As recently as 2005, John Alford and colleagues surprised political science with their twin study that found empirical evidence of the genetic transmission of political attitudes and behaviors. Reactions in the field were mixed, but one thing is for sure: it is not time to mourn the social part of the social sciences. Genetics is not the deterministic mechanism that social scientists often assume it to be. No specific part of DNA is responsible for anything but minute, indirect effects on political orientations. Genes express themselves differently in different contexts, suggesting that the political phenomenon behavioral political scientists take for granted may be quite volatile; hence, the impact of genetics is also much less stable in its foundations than initially assumed.
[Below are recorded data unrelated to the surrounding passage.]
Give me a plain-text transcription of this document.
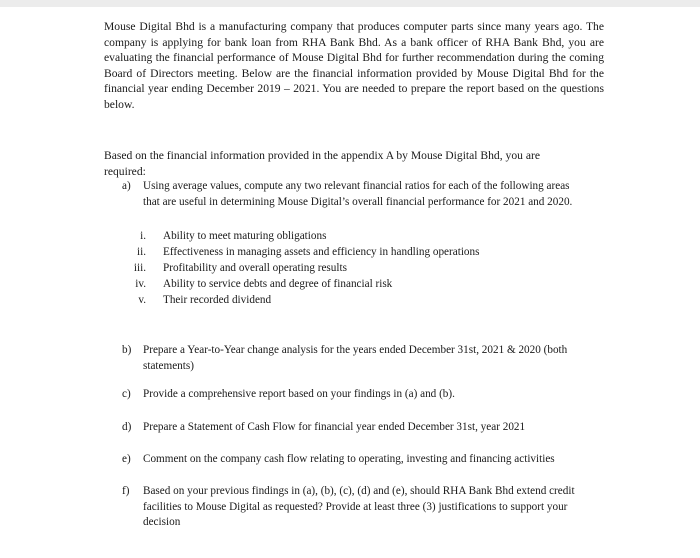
Mouse Digital Bhd is a manufacturing company that produces computer parts since many years ago. The company is applying for bank loan from RHA Bank Bhd. As a bank officer of RHA Bank Bhd, you are evaluating the financial performance of Mouse Digital Bhd for further recommendation during the coming Board of Directors meeting. Below are the financial information provided by Mouse Digital Bhd for the financial year ending December 2019 – 2021. You are needed to prepare the report based on the questions below.

Based on the financial information provided in the appendix A by Mouse Digital Bhd, you are required:

a) Using average values, compute any two relevant financial ratios for each of the following areas that are useful in determining Mouse Digital’s overall financial performance for 2021 and 2020.

i. Ability to meet maturing obligations
ii. Effectiveness in managing assets and efficiency in handling operations
iii. Profitability and overall operating results
iv. Ability to service debts and degree of financial risk
v. Their recorded dividend
b) Prepare a Year-to-Year change analysis for the years ended December 31st, 2021 & 2020 (both statements)

c) Provide a comprehensive report based on your findings in (a) and (b).

d) Prepare a Statement of Cash Flow for financial year ended December 31st, year 2021

e) Comment on the company cash flow relating to operating, investing and financing activities

f) Based on your previous findings in (a), (b), (c), (d) and (e), should RHA Bank Bhd extend credit facilities to Mouse Digital as requested? Provide at least three (3) justifications to support your decision
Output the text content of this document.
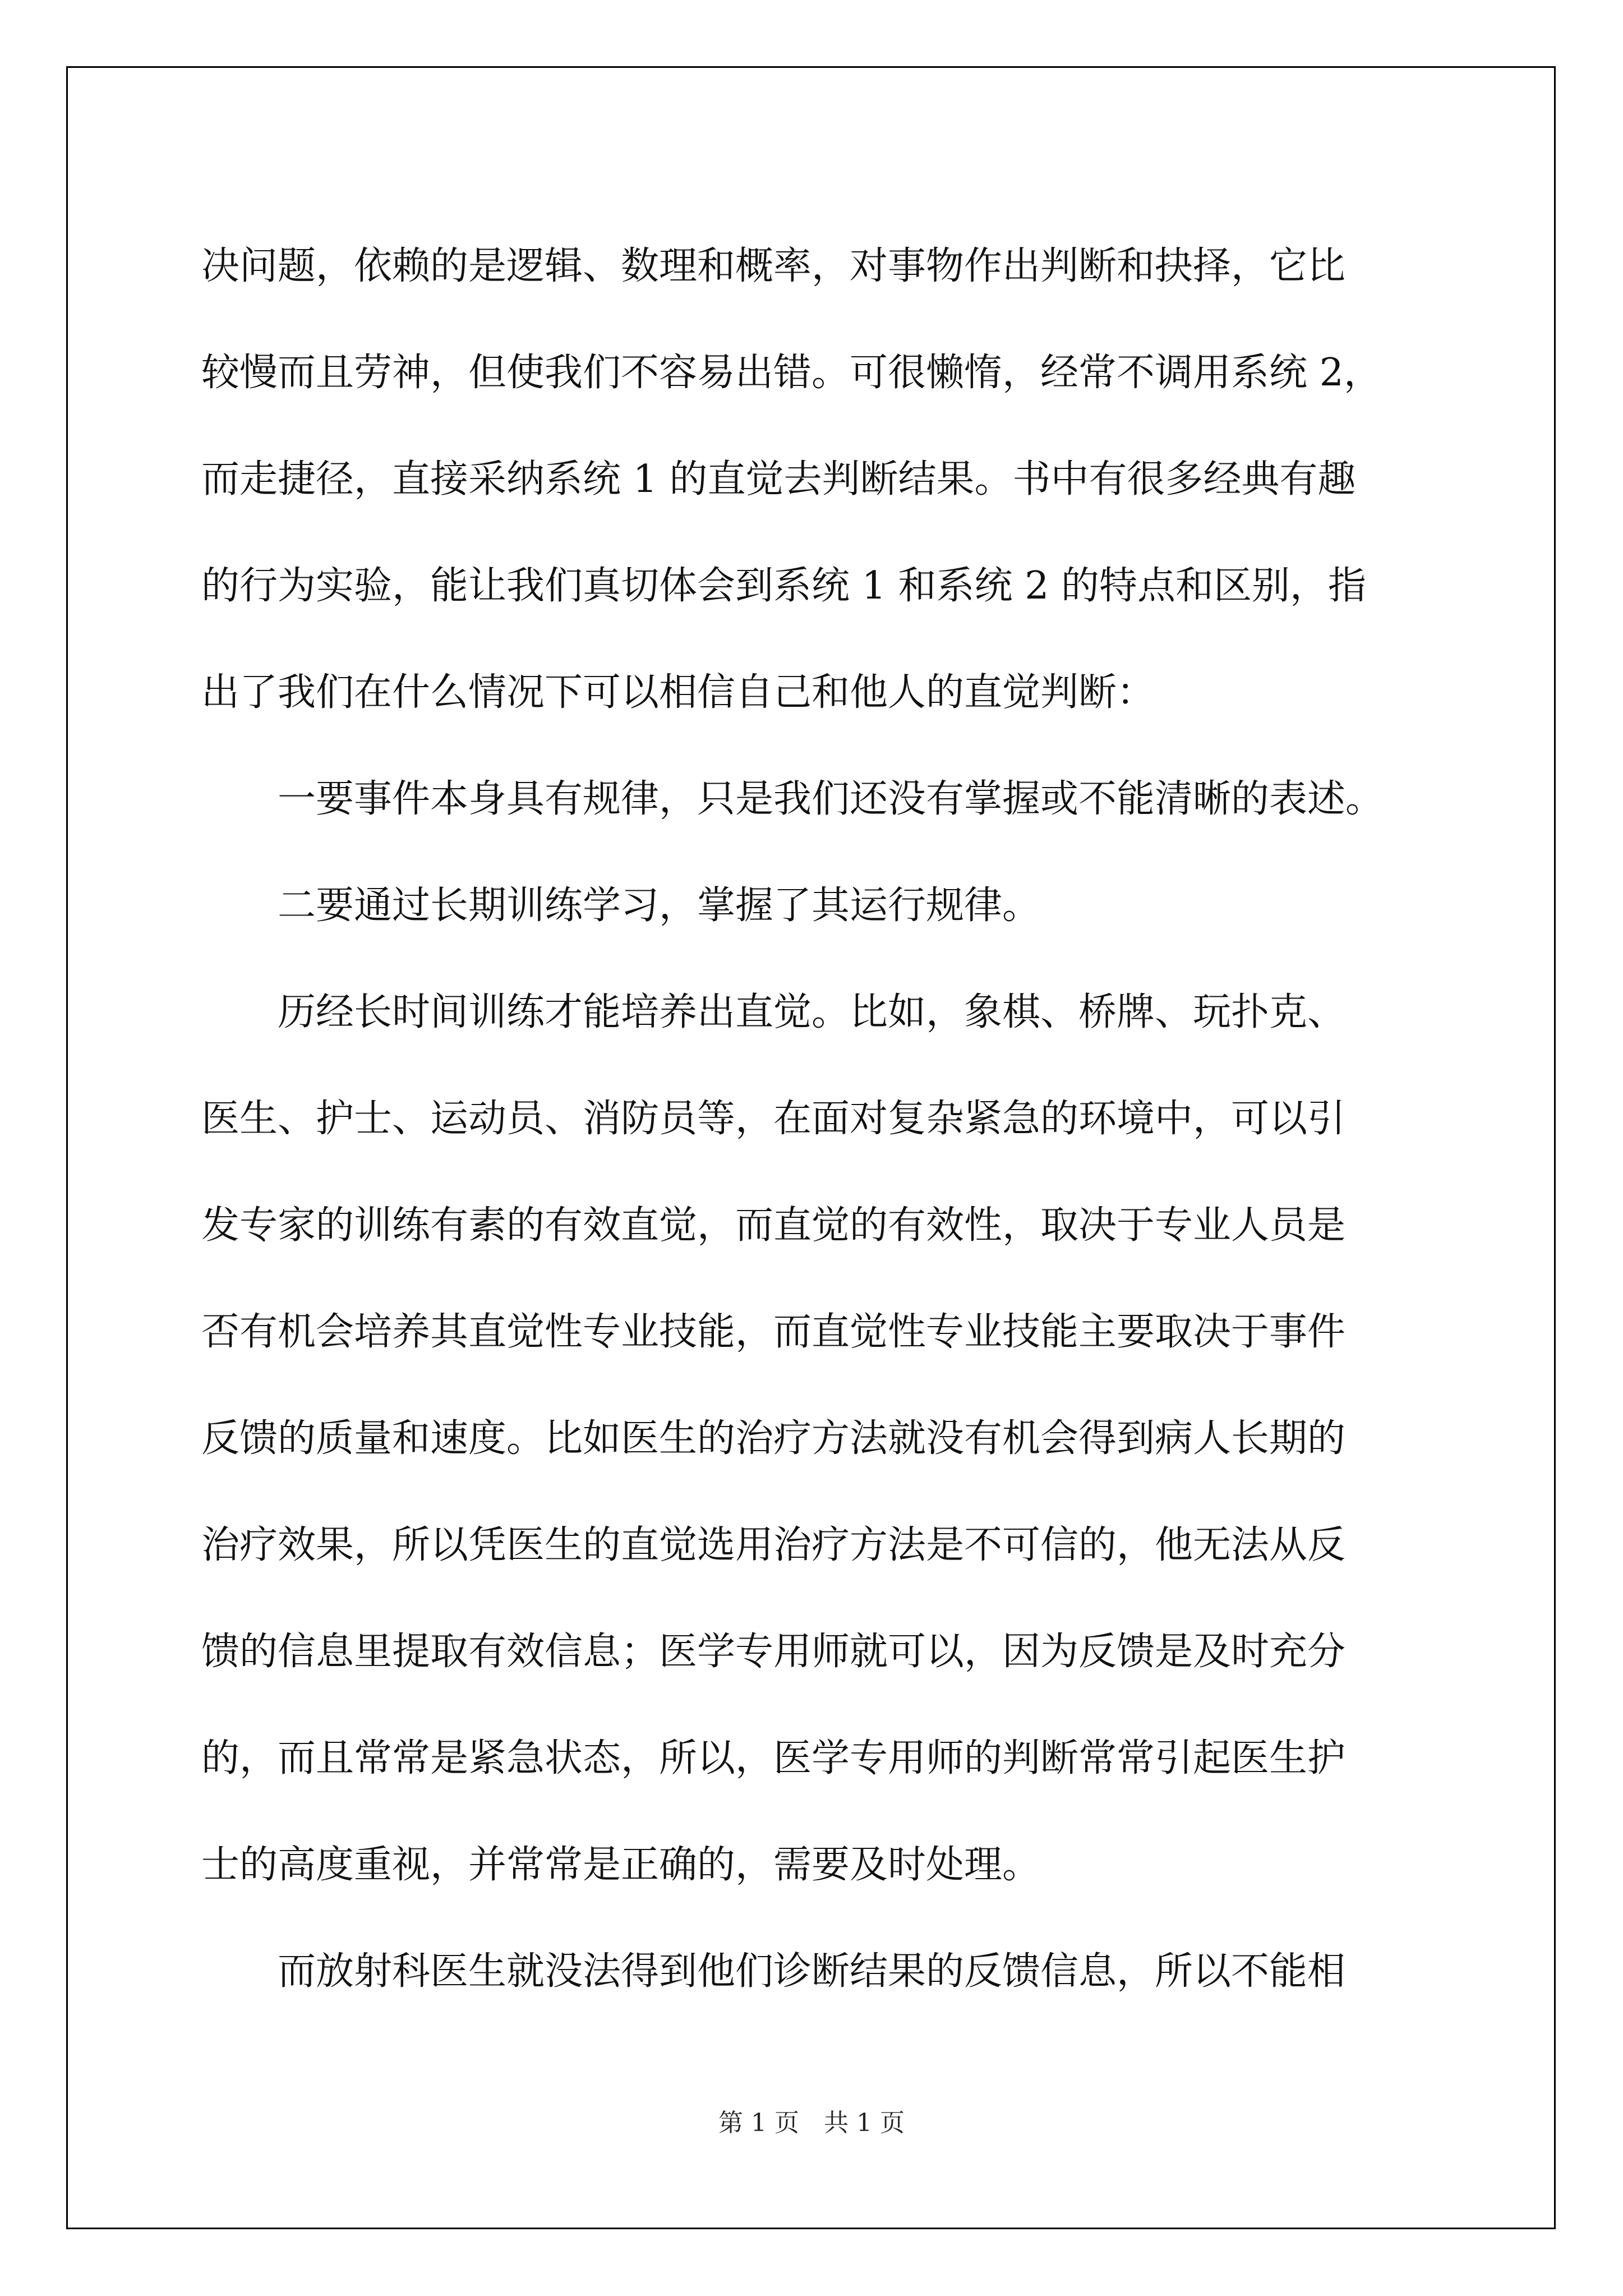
决问题，依赖的是逻辑、数理和概率，对事物作出判断和抉择，它比
较慢而且劳神，但使我们不容易出错。可很懒惰，经常不调用系统 2，
而走捷径，直接采纳系统 1 的直觉去判断结果。书中有很多经典有趣
的行为实验，能让我们真切体会到系统 1 和系统 2 的特点和区别，指
出了我们在什么情况下可以相信自己和他人的直觉判断：
　　一要事件本身具有规律，只是我们还没有掌握或不能清晰的表述。
　　二要通过长期训练学习，掌握了其运行规律。
　　历经长时间训练才能培养出直觉。比如，象棋、桥牌、玩扑克、
医生、护士、运动员、消防员等，在面对复杂紧急的环境中，可以引
发专家的训练有素的有效直觉，而直觉的有效性，取决于专业人员是
否有机会培养其直觉性专业技能，而直觉性专业技能主要取决于事件
反馈的质量和速度。比如医生的治疗方法就没有机会得到病人长期的
治疗效果，所以凭医生的直觉选用治疗方法是不可信的，他无法从反
馈的信息里提取有效信息；医学专用师就可以，因为反馈是及时充分
的，而且常常是紧急状态，所以，医学专用师的判断常常引起医生护
士的高度重视，并常常是正确的，需要及时处理。
　　而放射科医生就没法得到他们诊断结果的反馈信息，所以不能相
第 1 页　共 1 页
Twin studies can offer a unique and powerful avenue to study these behavioral processes as they are more powerful than cross-sectional (or even longitudinal) studies not only for understanding heritability but also for asserting the direction of causation, the social (and, of course, genetic) pathways that explain how political phenomena are related to each other. This chapter aims to take the reader through this journey that political science has gone through over the past decade and a half and point to the synergies behavioral political science and behavioral genetics offer to the advancement of the discipline.
双胞胎研究与政治
就在2005年,约翰·阿尔福德(John Alford)和他的同事用他们的双胞胎研究震惊了政治科学界,他们发现了政治态度和行为遗传的经验证据。该领域的反应不一,但有一件事是肯定的:现在不是哀悼社会科学的社会部分的时候。基因并不是社会科学家通常认为的那种决定性机制。除了对政治倾向产生微小的间接影响外,DNA的任何特定部分都不负责。基因在不同的背景下表现不同,这表明行为政治科学家认为理所当然的政治现象可能相当不稳定;因此,遗传学的影响在其基础上也远不如最初设想的那么稳定。双胞胎研究可以为研究这些行为过程提供一个独特而有力的途径,因为它们比横断面(甚至纵向)研究更有力,不仅可以理解遗传性,还可以断言因果关系的方向,解释政治现象如何相互关联的社会(当然还有遗传)途径。本章旨在带领读者走过政治科学在过去15年里走过的历程,并指出行为政治学和行为遗传学为这一学科的发展提供的协同作用。
本文章由计算机程序翻译,如有差异,请以英文原文为准。